The Raid Merantau di Festival dan Pasar Dunia
Karya lain yang pernah diputar di pembukaan Festival de Cannes Clasic 2012, adalah film Lewat Jam Malam, karya sutradara Usmar Ismail, penulis Asrul Sani, dan pemerannya AN Alcaff dan Netty Herawati. Ini sebenarnya film lama, yang direstorasi di laboratorium L’lmmagine Ritrovata, dan diputar lagi 18 Juni 2012. Sebuah karya yang boleh diacungi jempol untuk mendorong ide-ide kreatif baru agar produksi Indonesia terus berkibar di kancah internasional.
“Kami sudah 8 tahun tampil di Cannes, sebagai festival dan marche (market) film terbesar di dunia. Kami juga tampil di Berlinale, Jerman. Kami juga membuka pasar dan memperkenalkan produk film nasional di Los Angeles, AS. Lalu pasar Asia di Hongkong dan Busan, Korsel. Sebentar lagi ada festival di Filipina, yang akan menjadi embrio bagi festival ASEAN. Kami akan berpartisipasi di sana, untuk memperkuat pasar film nasional, sehingga kita punya rumah sendiri, untuk promosi dan kerjasama produksi,” jelas Syamsul yang hadir bersama Direktur Pengembangan Industri Perfilman, Armen Firmansyah.
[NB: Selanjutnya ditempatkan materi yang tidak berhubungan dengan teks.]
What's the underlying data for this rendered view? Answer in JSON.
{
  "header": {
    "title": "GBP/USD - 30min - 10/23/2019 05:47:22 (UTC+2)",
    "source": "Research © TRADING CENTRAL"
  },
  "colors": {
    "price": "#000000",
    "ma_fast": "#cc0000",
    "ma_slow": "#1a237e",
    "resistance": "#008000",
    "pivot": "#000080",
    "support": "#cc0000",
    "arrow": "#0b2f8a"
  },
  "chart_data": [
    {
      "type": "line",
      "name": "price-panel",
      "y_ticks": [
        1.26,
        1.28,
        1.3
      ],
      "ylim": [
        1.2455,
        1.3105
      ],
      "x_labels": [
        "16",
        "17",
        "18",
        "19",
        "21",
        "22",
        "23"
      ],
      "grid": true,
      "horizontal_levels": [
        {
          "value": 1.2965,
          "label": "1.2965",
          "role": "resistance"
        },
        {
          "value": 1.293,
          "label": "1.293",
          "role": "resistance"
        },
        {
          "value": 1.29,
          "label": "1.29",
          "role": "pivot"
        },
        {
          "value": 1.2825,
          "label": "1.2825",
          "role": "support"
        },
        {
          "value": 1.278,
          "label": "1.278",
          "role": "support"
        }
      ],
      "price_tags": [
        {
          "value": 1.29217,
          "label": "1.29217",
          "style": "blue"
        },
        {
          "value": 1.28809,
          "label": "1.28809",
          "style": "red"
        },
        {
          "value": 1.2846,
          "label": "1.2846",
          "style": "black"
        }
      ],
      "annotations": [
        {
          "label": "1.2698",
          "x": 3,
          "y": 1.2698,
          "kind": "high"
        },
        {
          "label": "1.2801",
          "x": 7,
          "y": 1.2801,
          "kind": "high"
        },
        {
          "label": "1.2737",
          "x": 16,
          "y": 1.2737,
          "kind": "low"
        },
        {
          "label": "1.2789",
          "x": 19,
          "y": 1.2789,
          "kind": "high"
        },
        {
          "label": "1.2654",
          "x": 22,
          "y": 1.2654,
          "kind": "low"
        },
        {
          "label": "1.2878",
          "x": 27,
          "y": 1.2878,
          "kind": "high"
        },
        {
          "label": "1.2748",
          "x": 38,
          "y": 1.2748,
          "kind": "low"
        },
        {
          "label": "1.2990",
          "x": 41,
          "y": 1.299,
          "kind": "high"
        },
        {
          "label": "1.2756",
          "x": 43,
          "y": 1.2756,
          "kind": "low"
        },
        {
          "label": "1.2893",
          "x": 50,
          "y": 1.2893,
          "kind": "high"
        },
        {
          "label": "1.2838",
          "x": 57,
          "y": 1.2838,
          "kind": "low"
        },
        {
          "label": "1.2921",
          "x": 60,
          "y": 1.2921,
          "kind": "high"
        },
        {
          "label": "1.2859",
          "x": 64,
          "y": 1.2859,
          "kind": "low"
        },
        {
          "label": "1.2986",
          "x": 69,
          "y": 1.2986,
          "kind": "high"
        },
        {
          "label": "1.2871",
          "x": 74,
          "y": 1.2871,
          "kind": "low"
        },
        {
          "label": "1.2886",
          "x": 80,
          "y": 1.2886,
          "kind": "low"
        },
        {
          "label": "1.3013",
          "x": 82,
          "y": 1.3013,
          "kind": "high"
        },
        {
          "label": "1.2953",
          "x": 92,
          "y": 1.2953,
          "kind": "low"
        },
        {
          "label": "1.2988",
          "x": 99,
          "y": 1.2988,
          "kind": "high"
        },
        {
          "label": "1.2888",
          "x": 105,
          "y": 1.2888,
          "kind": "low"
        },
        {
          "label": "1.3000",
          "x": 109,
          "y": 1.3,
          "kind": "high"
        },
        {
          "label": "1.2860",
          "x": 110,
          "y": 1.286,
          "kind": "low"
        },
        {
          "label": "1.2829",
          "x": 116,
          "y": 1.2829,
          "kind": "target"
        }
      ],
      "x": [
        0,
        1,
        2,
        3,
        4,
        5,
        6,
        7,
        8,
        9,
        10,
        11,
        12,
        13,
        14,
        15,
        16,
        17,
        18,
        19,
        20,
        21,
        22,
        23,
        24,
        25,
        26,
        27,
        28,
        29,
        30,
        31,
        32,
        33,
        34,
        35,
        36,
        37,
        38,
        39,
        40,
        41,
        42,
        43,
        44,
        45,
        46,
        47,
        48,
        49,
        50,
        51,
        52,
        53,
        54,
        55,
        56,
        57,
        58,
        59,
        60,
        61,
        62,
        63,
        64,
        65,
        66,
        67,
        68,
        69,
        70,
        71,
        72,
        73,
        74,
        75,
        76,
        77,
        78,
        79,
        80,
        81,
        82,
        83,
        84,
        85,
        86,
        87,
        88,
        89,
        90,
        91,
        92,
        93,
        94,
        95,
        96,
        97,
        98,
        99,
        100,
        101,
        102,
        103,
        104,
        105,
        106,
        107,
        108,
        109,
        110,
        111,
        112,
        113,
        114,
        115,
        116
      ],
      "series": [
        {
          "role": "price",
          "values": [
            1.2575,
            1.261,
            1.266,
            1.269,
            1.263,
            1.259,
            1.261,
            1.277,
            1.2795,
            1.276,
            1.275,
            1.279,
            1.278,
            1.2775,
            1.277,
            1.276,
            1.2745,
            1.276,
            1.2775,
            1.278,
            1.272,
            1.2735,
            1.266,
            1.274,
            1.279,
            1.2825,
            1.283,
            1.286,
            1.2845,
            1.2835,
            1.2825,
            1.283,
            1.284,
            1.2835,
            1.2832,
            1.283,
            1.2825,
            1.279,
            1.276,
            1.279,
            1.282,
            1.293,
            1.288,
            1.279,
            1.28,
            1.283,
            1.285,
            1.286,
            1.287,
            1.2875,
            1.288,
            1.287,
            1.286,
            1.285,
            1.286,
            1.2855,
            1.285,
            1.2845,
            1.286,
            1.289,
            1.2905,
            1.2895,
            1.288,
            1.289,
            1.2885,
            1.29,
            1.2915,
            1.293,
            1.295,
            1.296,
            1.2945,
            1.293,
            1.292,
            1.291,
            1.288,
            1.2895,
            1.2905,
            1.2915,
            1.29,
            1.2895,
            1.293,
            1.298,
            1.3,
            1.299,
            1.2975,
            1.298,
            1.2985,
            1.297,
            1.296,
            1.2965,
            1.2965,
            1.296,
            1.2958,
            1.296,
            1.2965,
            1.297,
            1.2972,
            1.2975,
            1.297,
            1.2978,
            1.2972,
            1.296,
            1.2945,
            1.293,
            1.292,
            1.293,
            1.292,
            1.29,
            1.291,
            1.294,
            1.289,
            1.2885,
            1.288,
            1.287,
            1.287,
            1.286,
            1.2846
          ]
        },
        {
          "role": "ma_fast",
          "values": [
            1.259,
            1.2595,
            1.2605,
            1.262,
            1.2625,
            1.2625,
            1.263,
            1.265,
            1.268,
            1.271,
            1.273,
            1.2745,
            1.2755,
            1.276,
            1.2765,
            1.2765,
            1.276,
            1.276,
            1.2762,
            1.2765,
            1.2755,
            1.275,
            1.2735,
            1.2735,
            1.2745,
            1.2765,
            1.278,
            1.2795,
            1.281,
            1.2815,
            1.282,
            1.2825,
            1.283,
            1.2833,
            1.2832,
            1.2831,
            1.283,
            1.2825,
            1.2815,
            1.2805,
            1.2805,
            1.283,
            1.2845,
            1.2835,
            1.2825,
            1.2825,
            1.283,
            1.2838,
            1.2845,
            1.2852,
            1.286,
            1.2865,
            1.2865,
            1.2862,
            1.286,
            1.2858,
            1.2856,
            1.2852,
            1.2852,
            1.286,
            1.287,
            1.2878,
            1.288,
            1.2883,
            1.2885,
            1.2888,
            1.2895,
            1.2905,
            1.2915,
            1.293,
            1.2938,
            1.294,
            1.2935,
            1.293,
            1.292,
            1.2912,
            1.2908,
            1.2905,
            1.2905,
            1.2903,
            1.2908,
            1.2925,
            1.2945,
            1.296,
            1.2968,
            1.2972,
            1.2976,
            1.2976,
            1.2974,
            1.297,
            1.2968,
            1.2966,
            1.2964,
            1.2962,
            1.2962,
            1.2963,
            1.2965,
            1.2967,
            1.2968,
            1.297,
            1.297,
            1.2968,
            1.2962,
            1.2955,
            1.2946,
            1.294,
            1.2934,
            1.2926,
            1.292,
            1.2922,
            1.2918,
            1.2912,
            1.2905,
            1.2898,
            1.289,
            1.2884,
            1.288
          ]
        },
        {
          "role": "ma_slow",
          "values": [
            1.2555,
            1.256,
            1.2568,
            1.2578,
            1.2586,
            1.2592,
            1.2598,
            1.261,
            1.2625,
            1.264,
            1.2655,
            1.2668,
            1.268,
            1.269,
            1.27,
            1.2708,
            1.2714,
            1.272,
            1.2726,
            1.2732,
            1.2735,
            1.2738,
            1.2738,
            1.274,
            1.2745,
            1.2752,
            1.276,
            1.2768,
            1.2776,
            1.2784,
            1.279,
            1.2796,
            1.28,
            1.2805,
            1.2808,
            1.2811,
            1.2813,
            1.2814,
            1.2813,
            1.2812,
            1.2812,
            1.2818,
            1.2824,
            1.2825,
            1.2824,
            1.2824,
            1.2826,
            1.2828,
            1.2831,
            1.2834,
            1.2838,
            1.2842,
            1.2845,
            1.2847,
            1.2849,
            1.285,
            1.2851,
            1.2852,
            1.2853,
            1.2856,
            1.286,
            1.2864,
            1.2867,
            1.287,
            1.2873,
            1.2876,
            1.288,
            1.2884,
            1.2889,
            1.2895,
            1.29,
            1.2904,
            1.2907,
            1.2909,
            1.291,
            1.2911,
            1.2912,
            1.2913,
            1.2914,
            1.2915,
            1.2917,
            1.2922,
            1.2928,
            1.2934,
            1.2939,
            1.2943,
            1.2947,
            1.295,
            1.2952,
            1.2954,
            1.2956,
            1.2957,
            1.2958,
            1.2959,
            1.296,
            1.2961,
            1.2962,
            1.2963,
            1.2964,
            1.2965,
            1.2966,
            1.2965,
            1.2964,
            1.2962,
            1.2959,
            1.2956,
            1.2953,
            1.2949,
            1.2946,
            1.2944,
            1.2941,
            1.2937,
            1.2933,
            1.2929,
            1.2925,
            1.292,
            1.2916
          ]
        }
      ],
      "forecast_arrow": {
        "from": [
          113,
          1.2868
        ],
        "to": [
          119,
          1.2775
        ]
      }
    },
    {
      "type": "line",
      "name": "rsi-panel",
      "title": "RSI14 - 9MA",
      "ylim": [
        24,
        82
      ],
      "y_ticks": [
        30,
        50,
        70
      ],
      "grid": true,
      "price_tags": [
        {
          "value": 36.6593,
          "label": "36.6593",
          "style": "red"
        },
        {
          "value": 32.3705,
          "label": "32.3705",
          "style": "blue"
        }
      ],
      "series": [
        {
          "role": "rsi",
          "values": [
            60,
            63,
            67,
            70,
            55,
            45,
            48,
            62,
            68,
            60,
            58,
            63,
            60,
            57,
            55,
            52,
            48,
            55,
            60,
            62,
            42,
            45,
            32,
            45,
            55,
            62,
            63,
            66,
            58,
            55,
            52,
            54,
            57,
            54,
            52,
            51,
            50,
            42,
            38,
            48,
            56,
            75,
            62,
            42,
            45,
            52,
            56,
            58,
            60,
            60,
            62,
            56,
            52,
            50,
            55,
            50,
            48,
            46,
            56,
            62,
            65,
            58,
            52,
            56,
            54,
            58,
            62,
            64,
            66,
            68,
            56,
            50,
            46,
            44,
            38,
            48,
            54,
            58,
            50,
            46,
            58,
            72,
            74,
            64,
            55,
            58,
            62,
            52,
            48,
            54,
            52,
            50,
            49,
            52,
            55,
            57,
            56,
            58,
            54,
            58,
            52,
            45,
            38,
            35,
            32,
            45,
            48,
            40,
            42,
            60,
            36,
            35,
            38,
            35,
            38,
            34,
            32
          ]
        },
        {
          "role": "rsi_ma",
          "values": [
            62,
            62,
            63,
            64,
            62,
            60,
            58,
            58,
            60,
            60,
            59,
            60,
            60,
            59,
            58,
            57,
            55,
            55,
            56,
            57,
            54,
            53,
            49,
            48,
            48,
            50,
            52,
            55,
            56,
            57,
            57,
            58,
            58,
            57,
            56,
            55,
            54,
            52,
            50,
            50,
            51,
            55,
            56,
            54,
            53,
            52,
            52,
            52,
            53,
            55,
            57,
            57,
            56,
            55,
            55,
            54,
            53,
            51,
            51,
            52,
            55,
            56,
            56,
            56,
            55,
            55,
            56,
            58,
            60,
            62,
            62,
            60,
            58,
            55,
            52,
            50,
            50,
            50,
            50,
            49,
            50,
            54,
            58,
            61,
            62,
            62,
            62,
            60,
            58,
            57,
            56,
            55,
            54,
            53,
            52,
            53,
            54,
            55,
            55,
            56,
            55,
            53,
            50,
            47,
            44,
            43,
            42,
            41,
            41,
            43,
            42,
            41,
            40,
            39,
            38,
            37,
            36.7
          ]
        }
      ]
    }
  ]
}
Seperti diketahui, film itu ada banyak genre-nya. Film juga ada banyak tujuan atau target pembuatannya. Film-film komersial sebagai industri, termasuk kreasi yang bisa menjadi business opportunity, itu menjadi wilayah kerja Kemenparekraf. Sedang film-film documenter, film sejarah, yang lebih sebagai produk keilmuan dan kebudayaan, menjadi tanggung jawab Kemendiknas. Jadi perfilman ini menjadi urusan lintas kementerian. Tetapi, prinsip dan komitmen pemerintah jelas, bahwa film harus dibantu pengembangannya.
John Badalu Matulatan, Penggiat Festival Film menilai posisi film Indonesia di ASEAN sebenarnya sangat eksis. Setara dengan Thailand dan Filipina. The Raid adalah contoh film yang mampu mempertemukan, antara film sebagai produk untuk festival, dan film sebagai produk yang available terhadap market. “Dari The Raid itulah, nama Indonesia sering disebut-sebut dalam pentas dunia,” ucap John Badalu.
Melihat film itu ada dua hal, menurut John Badalu. Pertama soal jumlah produksi dan kedua soal cerita atau kreativitas. Kalau dari soal cerita, Indonesia tidak kalah. Potensinya besar. Dan kalau sudah urusan cerita ini, tidak lagi terbatas pada Negara. Dari mana saja, kalau kisah dalam film itu bagus, akan tetap diapresiasi public, di mana pun juga.
Kualitas produk itu menghasilkan pasar! Pasar itu mendikte, bahkan memaksa kualitas produk. Darimana harus dimulai? Menggenjot produksi film dan menaikkan mutu? Atau membuka dan membanjiri pasar seluas-luasnya dengan karya-karya film nasional? “Pasar film, industri film dan karya film itu tidak bisa dipisahkan. Mereka sejalan dan seiring. Industri dan pasar akan terbentuk sebagai konsekuensi terhadap produk film yang berkualitas,” kata Alex Komang, Ketua Badan Perfilman Indonesia.
Sementara itu, Gope T Samtani, RAPI Films yang sudah 45 tahun terjun di dunia perfilman, dan 30 tahun ikut Cannes Festival, menyebut dukungan Kementerian Parekraf dalam membuka booth di festival dan pasar Cannes itu sangat berarti. “Kami pernah off, tahun 1998, ketika krisis moneter. Ketika rupiah anjlok, dari Rp 2.500 per USD menjadi Rp 12.000 per USD. Kami tidak bisa ke mana-mana, tidak bisa import, karena ongkosnya menjadi sangat tidak feasible,” kata Gope.
Tetapi, ketika Kementerian Pariwisata saat itu memfasilitasi untuk berpromosi di pasar film dunia, Gope dan industriawan film lain langsung merespon positif. Seperti mendapatkan oase di tengah padang pasir yang kering, panas dan haus. “Kami sangat senang, karena itu akan mendorong produksi film lebih banyak lagi ke depan,” kata dia.